Shanna needs to stop reading over my shoulder.
I think you all know this by now, but I usually use my livejournal as opposed to my xanga. It's URL is http://image-in-nation.livejournal.com
I like it better. It actually reflects me and who I am, the thoughts I have, and all that nonesense as opposed to useless information about my day(s) that you don't care about. Or do care about. If you do care about it, well, fuck you.
Basically, I am in a different point of life than Dennis, whom I will constantly refer back to because he is the only one whose xanga that is constantly updated that I actually read on a...bimonthly basis. Sometimes a tri-monthly basis, depending on situations.
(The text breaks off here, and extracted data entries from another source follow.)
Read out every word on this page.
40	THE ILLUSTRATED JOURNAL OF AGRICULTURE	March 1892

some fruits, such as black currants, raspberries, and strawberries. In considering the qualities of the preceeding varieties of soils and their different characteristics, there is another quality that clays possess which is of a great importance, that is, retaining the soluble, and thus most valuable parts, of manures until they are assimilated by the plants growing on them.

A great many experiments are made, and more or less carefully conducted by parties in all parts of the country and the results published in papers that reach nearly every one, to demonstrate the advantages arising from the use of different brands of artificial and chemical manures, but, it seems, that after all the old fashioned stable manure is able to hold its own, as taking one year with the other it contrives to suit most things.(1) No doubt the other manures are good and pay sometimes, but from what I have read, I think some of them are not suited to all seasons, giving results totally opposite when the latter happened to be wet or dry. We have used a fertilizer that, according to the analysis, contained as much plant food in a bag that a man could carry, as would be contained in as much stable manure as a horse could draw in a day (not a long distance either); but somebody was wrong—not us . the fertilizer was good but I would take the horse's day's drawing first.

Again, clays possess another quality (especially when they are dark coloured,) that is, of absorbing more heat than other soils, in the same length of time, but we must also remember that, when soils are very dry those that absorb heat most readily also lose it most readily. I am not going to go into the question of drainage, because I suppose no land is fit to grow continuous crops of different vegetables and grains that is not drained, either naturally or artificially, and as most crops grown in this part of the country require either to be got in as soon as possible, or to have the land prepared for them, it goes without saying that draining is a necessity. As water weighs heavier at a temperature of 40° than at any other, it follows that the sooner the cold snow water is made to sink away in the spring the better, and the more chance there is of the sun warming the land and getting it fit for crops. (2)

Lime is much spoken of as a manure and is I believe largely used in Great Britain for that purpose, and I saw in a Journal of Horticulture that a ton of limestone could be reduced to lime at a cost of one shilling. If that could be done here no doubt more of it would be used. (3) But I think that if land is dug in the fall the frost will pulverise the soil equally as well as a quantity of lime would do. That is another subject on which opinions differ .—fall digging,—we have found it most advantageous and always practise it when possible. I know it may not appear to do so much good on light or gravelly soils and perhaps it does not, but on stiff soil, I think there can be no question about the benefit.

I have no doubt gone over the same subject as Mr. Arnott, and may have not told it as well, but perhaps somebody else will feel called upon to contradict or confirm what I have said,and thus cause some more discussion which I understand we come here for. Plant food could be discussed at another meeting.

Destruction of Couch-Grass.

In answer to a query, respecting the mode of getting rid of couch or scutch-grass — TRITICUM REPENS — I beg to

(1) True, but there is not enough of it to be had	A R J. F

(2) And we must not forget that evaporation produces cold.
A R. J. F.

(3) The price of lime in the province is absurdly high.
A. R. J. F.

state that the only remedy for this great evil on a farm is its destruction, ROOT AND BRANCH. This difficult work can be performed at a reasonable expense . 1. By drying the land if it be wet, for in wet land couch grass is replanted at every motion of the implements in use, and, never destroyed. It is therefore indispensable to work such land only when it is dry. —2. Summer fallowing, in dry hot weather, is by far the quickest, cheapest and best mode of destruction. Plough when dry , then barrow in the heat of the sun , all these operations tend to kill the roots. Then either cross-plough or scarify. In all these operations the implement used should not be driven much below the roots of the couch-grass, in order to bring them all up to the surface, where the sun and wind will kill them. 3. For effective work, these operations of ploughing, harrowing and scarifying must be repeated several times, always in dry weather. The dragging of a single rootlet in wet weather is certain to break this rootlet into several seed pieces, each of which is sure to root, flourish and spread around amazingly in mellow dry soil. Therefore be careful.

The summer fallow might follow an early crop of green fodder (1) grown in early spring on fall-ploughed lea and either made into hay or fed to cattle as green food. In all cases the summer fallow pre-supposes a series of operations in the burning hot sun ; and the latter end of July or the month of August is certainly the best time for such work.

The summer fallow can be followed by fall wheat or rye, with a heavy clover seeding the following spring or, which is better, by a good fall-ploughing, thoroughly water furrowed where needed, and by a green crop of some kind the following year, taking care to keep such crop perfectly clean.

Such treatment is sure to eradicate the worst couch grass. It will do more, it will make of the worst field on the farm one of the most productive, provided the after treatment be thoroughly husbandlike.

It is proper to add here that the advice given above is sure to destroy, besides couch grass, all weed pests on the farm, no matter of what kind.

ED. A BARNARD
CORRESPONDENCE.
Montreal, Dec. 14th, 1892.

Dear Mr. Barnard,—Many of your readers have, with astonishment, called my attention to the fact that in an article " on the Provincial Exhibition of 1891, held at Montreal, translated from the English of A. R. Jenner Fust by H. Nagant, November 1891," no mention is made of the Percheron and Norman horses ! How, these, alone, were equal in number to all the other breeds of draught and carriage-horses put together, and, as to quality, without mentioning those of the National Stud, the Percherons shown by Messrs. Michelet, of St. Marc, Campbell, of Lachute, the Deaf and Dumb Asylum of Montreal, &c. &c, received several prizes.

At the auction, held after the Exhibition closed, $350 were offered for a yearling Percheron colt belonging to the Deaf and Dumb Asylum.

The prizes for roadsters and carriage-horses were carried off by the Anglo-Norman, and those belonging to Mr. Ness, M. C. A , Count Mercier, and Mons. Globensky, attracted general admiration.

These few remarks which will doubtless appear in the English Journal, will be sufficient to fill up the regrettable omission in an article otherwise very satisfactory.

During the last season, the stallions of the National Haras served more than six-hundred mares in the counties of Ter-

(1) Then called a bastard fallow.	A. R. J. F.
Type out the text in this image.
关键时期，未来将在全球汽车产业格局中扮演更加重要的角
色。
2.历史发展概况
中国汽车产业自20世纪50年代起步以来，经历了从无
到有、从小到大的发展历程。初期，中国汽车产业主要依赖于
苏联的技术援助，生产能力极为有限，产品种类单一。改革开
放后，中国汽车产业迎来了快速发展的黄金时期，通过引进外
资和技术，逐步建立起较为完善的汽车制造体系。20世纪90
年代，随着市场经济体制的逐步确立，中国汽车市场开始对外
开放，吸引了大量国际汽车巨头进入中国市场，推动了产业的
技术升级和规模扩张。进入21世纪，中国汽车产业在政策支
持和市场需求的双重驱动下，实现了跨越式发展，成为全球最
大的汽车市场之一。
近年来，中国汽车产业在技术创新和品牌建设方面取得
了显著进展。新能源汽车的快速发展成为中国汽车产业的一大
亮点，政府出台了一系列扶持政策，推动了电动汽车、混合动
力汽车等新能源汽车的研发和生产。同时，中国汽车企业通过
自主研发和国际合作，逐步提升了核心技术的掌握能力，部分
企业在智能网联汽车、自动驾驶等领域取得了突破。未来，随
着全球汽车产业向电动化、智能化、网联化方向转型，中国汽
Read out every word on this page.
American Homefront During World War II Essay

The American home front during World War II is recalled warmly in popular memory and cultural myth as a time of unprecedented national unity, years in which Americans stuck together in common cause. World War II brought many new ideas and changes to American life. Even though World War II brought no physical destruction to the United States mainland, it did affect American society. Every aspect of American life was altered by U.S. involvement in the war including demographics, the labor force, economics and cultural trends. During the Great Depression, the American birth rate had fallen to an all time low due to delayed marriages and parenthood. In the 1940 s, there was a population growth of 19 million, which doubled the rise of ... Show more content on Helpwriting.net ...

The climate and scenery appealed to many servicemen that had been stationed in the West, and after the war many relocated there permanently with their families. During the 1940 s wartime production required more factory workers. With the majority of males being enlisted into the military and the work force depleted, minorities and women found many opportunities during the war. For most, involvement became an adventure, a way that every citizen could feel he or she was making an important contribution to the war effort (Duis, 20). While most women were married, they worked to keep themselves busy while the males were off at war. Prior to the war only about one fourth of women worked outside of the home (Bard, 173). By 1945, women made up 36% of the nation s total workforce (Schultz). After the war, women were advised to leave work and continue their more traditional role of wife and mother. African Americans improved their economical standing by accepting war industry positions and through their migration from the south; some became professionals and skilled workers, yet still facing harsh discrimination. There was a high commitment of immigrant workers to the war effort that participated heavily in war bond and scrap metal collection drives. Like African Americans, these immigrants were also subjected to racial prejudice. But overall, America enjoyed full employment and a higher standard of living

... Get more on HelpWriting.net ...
Anyways. Discussing how my life is at a different point, I find myself to not be faced so much with the same emotions with which he is dealing, which could also be attributed to the fact that we are different people. However, I do find many similarities between him and myself, so perhaps that is why I find it to be of some mild importance.
Going off topic.
I am at a point of my life in which I am in an adolescent decadence, and I am enjoying every FUCKING MINUTE OF IT, BITCHES. Well, not really. I enjoy every minute that I am with my friends or not within the confines of my home. I feel as though time is running out on summer, that youth is quickly expending...BUT IT'S NOT! FUWAHAHAHA
I am anxious for this upcoming senior year. I am anxious for next summer. It will be, for a lack of better words for those words do not exist, badass. I am anxious for college. Perhaps the reason why I anticipate its coming so much is due to the fact that I am the (unfortunate) owner of a vagina. This little...thing prevents me from so many of the activities that I would love to partake in, such as driving everywhere with friends, watching movies at early hours of the night in safe areas, or other such harmless nonesense.
Except, apparently, just because I have a vagina, everyone in the world wants to rape me and gangbang me and molest me and do terrible things to me.
But how could they not? I'm irresistable.